Een goede stottertherapie is daarom eigenlijk altijd een groepstherapie. In een groep met mensen die stotterklachten hebben kun je namelijk enorm veel leren over je problemen.

Is stotteren een psychologische aandoening?

In de DSM-IV (het handboek waar psychologische stoornissen in beschreven staan) stond stotteren beschreven als uitsluitende voorwaarde voor een sociale angststoornis. Om met andere woorden in aanmerking te komen voor een sociale angststoornis, mocht er geen sprake zijn van stotterproblematiek.

In de DSM-V (de nieuwe versie van het handboek) is deze voorwaarde weggenomen. Mensen kunnen nu ook met een sociale angststoornis gediagnosticeerd worden wanneer ze wel stotteren.  Dat ligt ook voor de hand, omdat veel van het stotteren waarschijnlijk veroorzaakt wordt door sociale angst.

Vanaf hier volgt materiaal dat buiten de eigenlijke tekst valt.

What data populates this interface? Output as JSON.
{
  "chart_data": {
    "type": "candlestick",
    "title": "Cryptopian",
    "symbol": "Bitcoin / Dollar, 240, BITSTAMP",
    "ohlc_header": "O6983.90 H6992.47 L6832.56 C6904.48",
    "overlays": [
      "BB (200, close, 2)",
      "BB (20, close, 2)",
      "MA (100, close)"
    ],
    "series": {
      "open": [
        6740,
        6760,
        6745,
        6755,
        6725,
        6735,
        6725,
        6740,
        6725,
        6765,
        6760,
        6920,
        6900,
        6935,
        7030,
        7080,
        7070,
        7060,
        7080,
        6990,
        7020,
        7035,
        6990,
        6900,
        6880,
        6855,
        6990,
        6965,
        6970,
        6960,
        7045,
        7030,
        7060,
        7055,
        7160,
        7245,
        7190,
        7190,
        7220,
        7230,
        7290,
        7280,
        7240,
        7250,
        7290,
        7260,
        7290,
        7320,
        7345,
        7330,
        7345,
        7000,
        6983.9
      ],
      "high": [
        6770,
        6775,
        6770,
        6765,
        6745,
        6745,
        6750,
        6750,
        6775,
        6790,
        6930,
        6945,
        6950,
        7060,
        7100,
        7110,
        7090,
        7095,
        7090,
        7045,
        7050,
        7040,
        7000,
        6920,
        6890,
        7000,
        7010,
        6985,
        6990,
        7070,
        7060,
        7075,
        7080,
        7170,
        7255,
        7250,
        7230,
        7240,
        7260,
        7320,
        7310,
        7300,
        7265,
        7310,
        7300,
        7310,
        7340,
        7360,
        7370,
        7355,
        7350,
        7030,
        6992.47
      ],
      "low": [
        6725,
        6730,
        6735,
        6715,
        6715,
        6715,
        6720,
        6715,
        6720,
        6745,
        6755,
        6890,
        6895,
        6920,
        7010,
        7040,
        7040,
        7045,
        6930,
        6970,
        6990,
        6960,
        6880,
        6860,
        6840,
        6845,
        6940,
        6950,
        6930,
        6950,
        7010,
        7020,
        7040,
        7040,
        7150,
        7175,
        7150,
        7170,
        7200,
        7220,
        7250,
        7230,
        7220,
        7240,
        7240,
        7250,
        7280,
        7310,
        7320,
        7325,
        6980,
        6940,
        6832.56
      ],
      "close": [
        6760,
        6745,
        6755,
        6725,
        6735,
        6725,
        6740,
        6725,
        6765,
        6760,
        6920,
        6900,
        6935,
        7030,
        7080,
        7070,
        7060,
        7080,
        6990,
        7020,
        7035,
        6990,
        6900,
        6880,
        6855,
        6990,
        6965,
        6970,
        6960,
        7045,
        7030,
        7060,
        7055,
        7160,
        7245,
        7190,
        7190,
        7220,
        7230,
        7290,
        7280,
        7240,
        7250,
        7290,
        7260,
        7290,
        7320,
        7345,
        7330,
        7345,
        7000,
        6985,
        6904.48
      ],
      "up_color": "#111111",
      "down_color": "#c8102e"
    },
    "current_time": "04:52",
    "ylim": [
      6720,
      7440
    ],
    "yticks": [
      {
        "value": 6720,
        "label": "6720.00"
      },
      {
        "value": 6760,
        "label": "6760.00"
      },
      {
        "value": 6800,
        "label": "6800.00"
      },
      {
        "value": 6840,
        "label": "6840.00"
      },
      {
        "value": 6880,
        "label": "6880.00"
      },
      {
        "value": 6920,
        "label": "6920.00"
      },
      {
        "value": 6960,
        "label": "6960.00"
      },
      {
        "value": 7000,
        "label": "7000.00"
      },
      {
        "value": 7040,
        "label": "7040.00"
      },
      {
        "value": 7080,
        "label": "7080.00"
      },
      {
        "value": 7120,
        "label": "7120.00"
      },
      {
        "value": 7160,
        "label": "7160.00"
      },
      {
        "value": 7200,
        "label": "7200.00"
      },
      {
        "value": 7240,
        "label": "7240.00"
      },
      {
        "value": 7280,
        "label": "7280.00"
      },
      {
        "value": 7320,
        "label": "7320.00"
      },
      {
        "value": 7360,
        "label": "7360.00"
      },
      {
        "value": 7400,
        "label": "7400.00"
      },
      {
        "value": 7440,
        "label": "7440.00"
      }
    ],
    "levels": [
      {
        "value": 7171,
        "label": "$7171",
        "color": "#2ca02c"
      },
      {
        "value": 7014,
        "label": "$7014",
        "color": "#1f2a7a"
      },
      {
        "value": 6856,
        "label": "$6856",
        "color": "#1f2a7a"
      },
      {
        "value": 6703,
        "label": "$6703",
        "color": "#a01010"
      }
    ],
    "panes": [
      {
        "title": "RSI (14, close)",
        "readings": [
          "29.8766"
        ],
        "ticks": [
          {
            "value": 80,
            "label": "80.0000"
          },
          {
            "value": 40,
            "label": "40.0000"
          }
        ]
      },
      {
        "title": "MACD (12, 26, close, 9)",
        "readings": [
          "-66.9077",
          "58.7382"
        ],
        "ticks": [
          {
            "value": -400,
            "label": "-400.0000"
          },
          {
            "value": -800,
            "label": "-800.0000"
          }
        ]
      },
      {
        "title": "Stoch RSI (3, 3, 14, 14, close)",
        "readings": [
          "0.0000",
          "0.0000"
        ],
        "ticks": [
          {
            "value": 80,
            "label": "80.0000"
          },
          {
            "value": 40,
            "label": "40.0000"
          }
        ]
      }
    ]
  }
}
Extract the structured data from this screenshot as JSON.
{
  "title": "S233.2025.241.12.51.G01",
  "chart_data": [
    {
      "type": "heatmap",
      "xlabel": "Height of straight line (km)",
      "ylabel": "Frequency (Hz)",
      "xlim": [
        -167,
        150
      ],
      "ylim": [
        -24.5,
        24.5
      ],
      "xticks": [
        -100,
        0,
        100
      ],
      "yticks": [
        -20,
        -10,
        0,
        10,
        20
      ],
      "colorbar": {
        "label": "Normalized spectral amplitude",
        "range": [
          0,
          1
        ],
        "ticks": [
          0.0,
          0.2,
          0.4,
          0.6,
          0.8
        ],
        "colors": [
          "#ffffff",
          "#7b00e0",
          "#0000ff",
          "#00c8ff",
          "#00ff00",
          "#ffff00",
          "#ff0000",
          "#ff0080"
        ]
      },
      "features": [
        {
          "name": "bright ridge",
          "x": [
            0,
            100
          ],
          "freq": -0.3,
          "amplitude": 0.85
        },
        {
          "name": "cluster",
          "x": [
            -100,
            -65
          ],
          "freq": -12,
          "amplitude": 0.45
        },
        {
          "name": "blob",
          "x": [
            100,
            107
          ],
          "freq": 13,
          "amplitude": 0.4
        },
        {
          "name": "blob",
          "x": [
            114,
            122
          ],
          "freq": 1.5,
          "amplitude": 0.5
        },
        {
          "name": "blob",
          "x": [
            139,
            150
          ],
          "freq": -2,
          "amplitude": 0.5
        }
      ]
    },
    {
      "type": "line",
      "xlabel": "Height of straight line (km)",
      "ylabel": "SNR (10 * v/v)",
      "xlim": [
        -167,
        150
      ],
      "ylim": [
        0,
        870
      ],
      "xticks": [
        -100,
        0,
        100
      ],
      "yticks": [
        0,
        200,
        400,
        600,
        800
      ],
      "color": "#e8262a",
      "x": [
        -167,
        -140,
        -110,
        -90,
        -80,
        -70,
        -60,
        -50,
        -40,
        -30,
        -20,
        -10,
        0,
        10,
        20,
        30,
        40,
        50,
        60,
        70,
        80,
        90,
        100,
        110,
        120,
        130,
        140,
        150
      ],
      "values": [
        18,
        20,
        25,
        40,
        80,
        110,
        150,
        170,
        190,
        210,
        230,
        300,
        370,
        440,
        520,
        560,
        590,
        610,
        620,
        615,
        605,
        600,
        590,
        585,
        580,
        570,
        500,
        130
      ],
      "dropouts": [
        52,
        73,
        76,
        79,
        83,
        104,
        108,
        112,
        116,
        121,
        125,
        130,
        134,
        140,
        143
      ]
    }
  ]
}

Mensen die stotteren maken zich namelijk erg zorgen over wat anderen van hun denken. Dat is een typisch symptoom van sociale angst. Het ligt voor de hand om dan ook wat te gaan doen aan die angst en niet alleen aan de spraak. In de toekomst zal er dus waarschijnlijk ook een psycholoog bij de behandeling van stotteren betrokken worden.

Robert Haringsma

Robert Haringsma is psycholoog en onderzoeker. Hij schrijft over onderwerpen als stress, zelfvertrouwen, depressie en angst.

2 Comments

  • Isaac schreef:

    Beste Robert,

    Ik lees hetvolgende: “In de DSM-V (de nieuwe versie van het handboek) is deze voorwaarde weggenomen. Mensen kunnen nu ook met een sociale angststoornis gediagnosticeerd worden wanneer ze wel stotteren. Dat ligt ook voor de hand, omdat veel van het stotteren waarschijnlijk veroorzaakt wordt door sociale angst.”

    Ik ben zelf een stotteraar. Ik weet waar ik over praat. Een gevolg van stotteren is sociale angst. Het is niet de oorzaak.

    Verder lees ik: “Mensen die stotteren maken zich namelijk erg zorgen over wat anderen van hun denken. Dat is een typisch symptoom van sociale angst.” Ja daag, zo lust ik er nog wel één. Wat een neerbuigende opmerking. Iedereen maakt zich zorgen wat anderen van hun denken als hun gedrag ongewild afwijkend is. Laat jij je broek maar eens zakken voor een groot publiek. Eens kijken wat jij dan vindt en zegt.

    • Robert Haringsma schreef:

      Dag Isaac,

      Vervelend dat het zo negatief over is gekomen.

      Ik stotter zelf ook, dus ik neem het onderwerp erg serieus.

      Ik vind het niet vreemd dat iemand die stottert sociaal angstig is, ik vind het net als jij zelfs logisch. Het punt is dat die sociale angst het stottern vaak erger maakt. Zoals ze bij Hausdorfer zeggen: “De wens om niet te stotteren veroorzaakt het stotteren”. Oftewel: zodra jij enorm kracht gaat zetten om die zin er toch uit te krijgen, blokkeert dat juist je spraak. Zodra je wat meer lak aan je stotteren kunt krijgen, maakt dat het stotteren vaak minder erg.

      Dan kan het nog steeds zijn dat er primair stotteren overblijft, maar dat is meestal een stuk minder heftig.

      Hoop dat ik daarmee de angel er wat uitgehaald heb.